Whatever happens with Chief Judge Vaughn Walker's ruling on Proposition 8, gay rights advocates see it as a game changer for legal battles beyond the right to marry.
As they digest the import of Walker's decision and look ahead to litigation outside the grand prize of marriage, they're focused on two main aspects of Walker's 136-page decision: its conclusion that "the evidence presented at trial shows that gays and lesbians are the type of minority that strict scrutiny was designed to protect," and its extensive findings of fact, which they say could help their cause in pending state and federal cases as well as in the court of public opinion.
Walker's holding on strict scrutiny is the argument gay rights lawyers have been making in courts across the country, and has implications for the military's "Don't Ask, Don't Tell" policy, adoption restrictions and other challenged policies.
"Any other rule that denies rights or otherwise mistreats people on the basis of sex orientation -- such as Florida's anti-gay adoption law -- any and all of them should be subjected to strict scrutiny," said Jennifer Pizer, senior counsel and marriage project director for Lambda Legal.

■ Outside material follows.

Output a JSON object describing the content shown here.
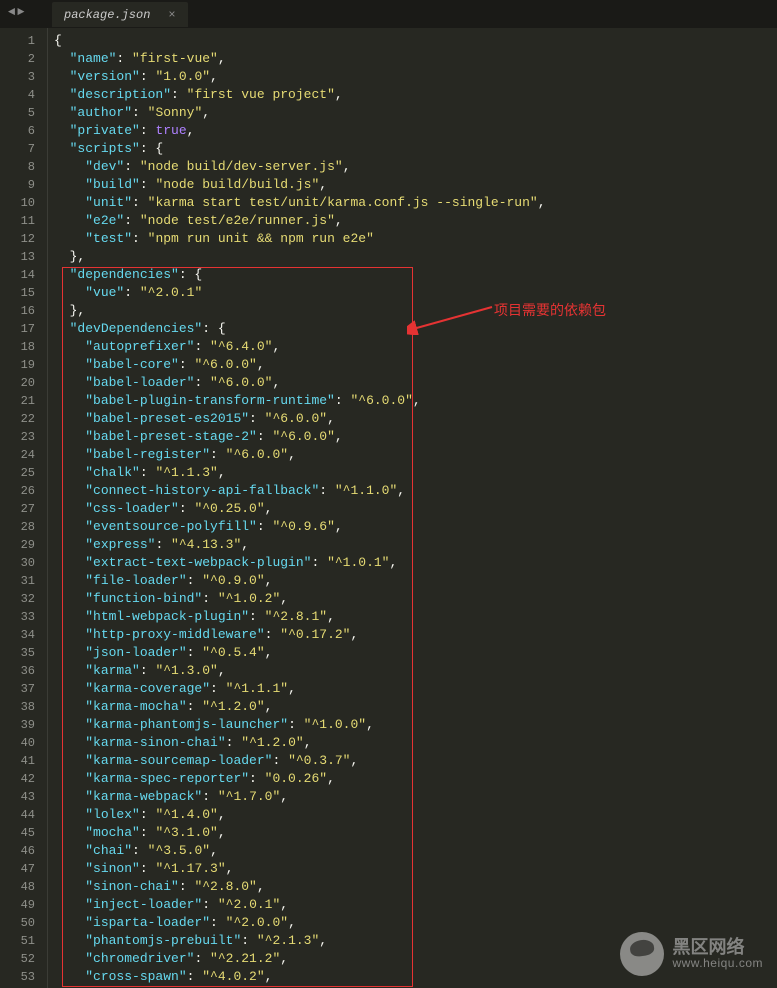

Advocates are also excited about the way that Walker tied together discrimination on the basis of both sex and sexual orientation.
"Having considered the evidence," Walker wrote, "the relationship between sex and sexual orientation and the fact that Proposition 8 eliminates a right only a gay man or a lesbian would exercise, the court determines that plaintiffs' equal protection claim is based on sexual orientation, but this claim is equivalent to a claim of discrimination based on sex."
That matters, explains David Cruz, a professor at University of Southern California Law School, because claims of sex discrimination are usually afforded heightened scrutiny.
"If that's accepted by other judges, if they find this persuasive, other cases involving discrimination against same-sex couples could be treated as sex discrimination and subject to intermediate scrutiny, and rational basis wouldn't be enough to uphold them," Cruz said.
Much of Walker's ruling came in the form of sweeping factual findings. Many of these findings -- there are a total of 80 -- relate to commonly held sociological assumptions and arguments wielded in fights over gay rights. Finding No. 56, for example: "The children of same-sex couples benefit when their parents can marry." Or Finding No. 76: "Well-known stereotypes about gay men and lesbians include the belief that gays and lesbians are affluent, self-absorbed and incapable of forming long-term intimate relationships. ... No evidence supports these stereotypes."
These extensive findings may help in debunking common anti-gay arguments, Pizer said. "Many people who don't know any gay people and haven't thought about these things very much, sometimes those arguments resonate with them."
Shannon Minter, legal director of the National Center for Lesbian Rights, called the factual findings the "heart and soul" of Walker's decision on Prop 8.
"That's what sets this decision definitively apart from any other decision -- not just on marriage but on core constitutional issues affecting gay people," Minter said. "We've never seen such comprehensive findings."
Conservative legal scholars envision problems if, or when, Walker's reasoning is applied beyond gay rights cases. If Walker's treatment of sexual orientation as a suspect classification stands, said John Eastman, a professor at Chapman University School of Law, it "could have some pretty profound impacts."
Once you describe marriage as a fundamental right, he said, it would be difficult for a judge to rule against a polygamist.
"Think about other restrictions on the right to marry that are in our law that probably don't meet strict scrutiny," he said, citing minimum age requirements for marriage and the prohibition on first cousins marrying.
M. Edward Whelan III, president of the Ethics and Public Policy Center in Washington, D.C., sees other troubles ahead.
He pointed, for example, to where Walker found that Prop 8 is essentially based on the idea that "same-sex couples simply are not as good as opposite-sex couples."
What Walker is saying, Whelan said, is that those who oppose same-sex marriage "are irrational bigots."
That holding, he warned, could be used to justify the punishment of such "irrational bigots" through the denial of government money or the right to adopt.